Idea
Multilingual translation models delivering faster, smaller, and more accurate real-world language solutions across 33 languages.
Research Paper
Core Innovation
This paper introduces Hy-MT2, a family of multilingual translation models optimized for speed, efficiency, and instruction-following across 33 languages. It advances prior work by combining model scaling with extreme quantization for on-device deployment and demonstrating superior performance over leading open-source and commercial models in diverse real-world scenarios.
Why It Matters
Global businesses and developers require fast, accurate, and scalable multilingual translation to operate efficiently across diverse markets. Hy-MT2 reduces storage and latency for on-device use while outperforming existing open-source and commercial APIs, enabling broader adoption in real-world and domain-specific applications. This scalability and efficiency transform workflows by making high-quality translation accessible on edge devices and cloud platforms.
Market Size (TAM)
$10–20B TAM for multilingual translation platforms; $2–5B SAM from global enterprises and mobile developers. Driven by globalization and mobile edge computing adoption.

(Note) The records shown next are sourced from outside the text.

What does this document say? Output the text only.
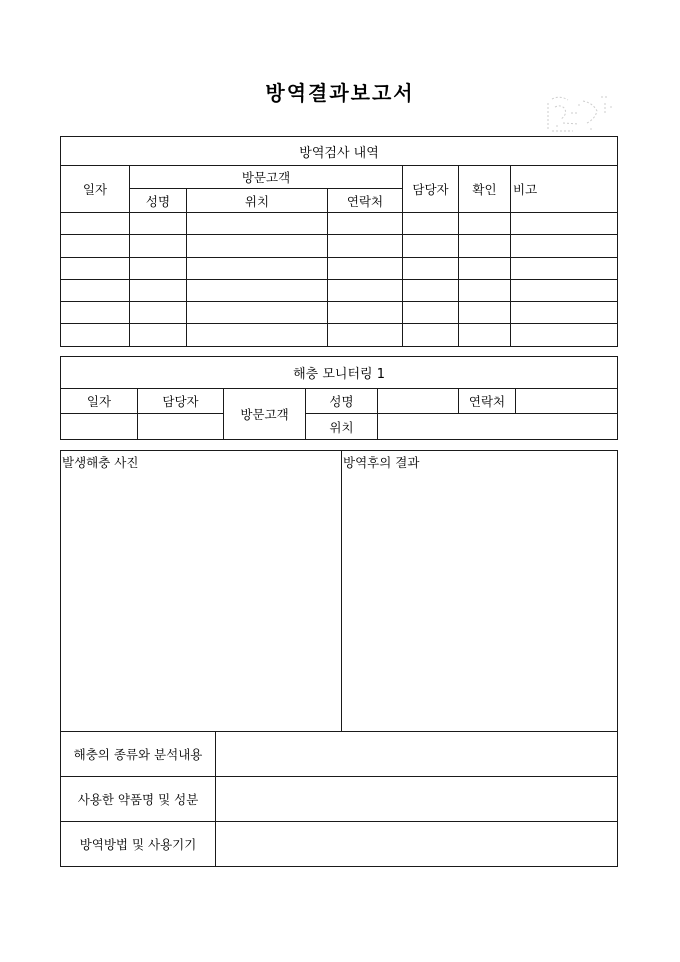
방역결과보고서
방역검사 내역						
일자	방문고객			담당자	확인	비고
	성명	위치	연락처			

해충 모니터링 1						
일자	담당자	방문고객	성명		연락처	
			위치			
발생해충 사진		방역후의 결과
해충의 종류와 분석내용		
사용한 약품명 및 성분		
방역방법 및 사용기기		
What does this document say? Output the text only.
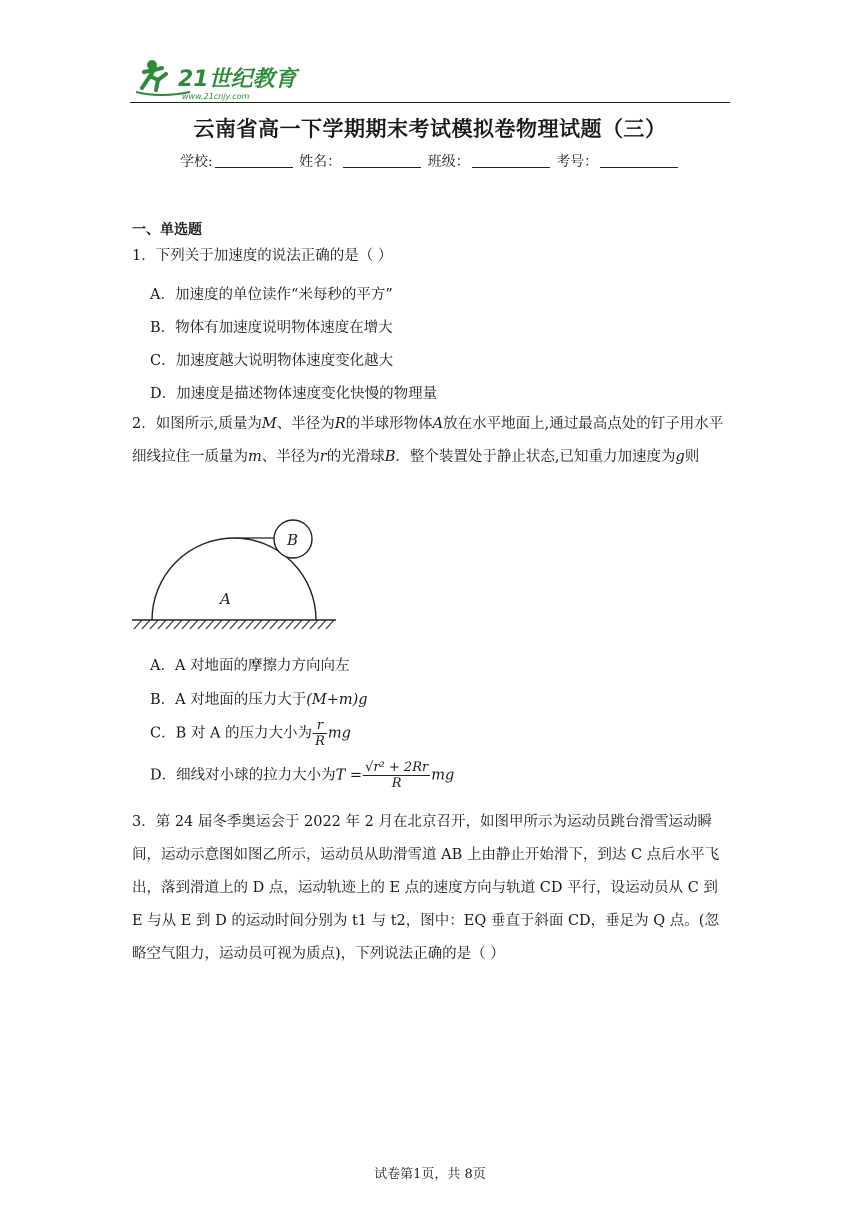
21世纪教育
www.21cnjy.com
云南省高一下学期期末考试模拟卷物理试题（三）
学校:	姓名：	班级：	考号：
一、单选题
1．下列关于加速度的说法正确的是（ ）
A．加速度的单位读作“米每秒的平方”
B．物体有加速度说明物体速度在增大
C．加速度越大说明物体速度变化越大
D．加速度是描述物体速度变化快慢的物理量
2．如图所示,质量为M、半径为R的半球形物体A放在水平地面上,通过最高点处的钉子用水平细线拉住一质量为m、半径为r的光滑球B．整个装置处于静止状态,已知重力加速度为g则
B
A
A．A 对地面的摩擦力方向向左
B．A 对地面的压力大于(M+m)g
C．B 对 A 的压力大小为 $\frac{r}{R}$ mg
D．细线对小球的拉力大小为$T = \frac{\text{√r² + 2Rr}}{R}$ mg
3．第 24 届冬季奥运会于 2022 年 2 月在北京召开，如图甲所示为运动员跳台滑雪运动瞬间，运动示意图如图乙所示，运动员从助滑雪道 AB 上由静止开始滑下，到达 C 点后水平飞出，落到滑道上的 D 点，运动轨迹上的 E 点的速度方向与轨道 CD 平行，设运动员从 C 到 E 与从 E 到 D 的运动时间分别为 t1 与 t2，图中：EQ 垂直于斜面 CD，垂足为 Q 点。(忽略空气阻力，运动员可视为质点)，下列说法正确的是（ ）
试卷第1页，共 8页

Potential Customers & Pain Points
- Global enterprises – Need scalable accurate multilingual translation
- Mobile app developers – Require lightweight fast on-device models
- Localization services – Demand domain-specific and instruction-following translation
- Cloud providers – Seek cost-effective high-performance translation APIs
Business Model
Subscription-based API access for cloud and enterprise customers; licensing for on-device deployment; custom domain adaptation services.
Competitive Landscape
- DeepSeek-V4-Pro
- Kimi K2.6
- Microsoft Translator
- Google Translate API
- Amazon Translate
Implementation Challenges
- Integration complexity with existing localization pipelines
- Maintaining translation quality across diverse domains and languages
- Competition from established commercial APIs with large user bases
Validation Strategy
- Benchmark against leading open-source and commercial translation APIs in real-world business scenarios
- Pilot deployments with mobile app developers for on-device inference speed and storage benefits
- Customer feedback loops for domain-specific translation quality improvements
Research Paper Overview
Hy-MT2: A Family of Fast, Efficient and Powerful Multilingual Translation Models in the Wild
Summary
Hy-MT2 offers three scalable multilingual translation models (1.8B, 7B, 30B-A3B MoE) supporting 33 languages with strong instruction-following capabilities. The 1.8B model enables on-device deployment with extreme quantization, reducing storage to 440 MB and improving inference speed by 1.5x. Evaluations show superior performance over leading open-source and commercial translation solutions across diverse real-world and domain-specific tasks.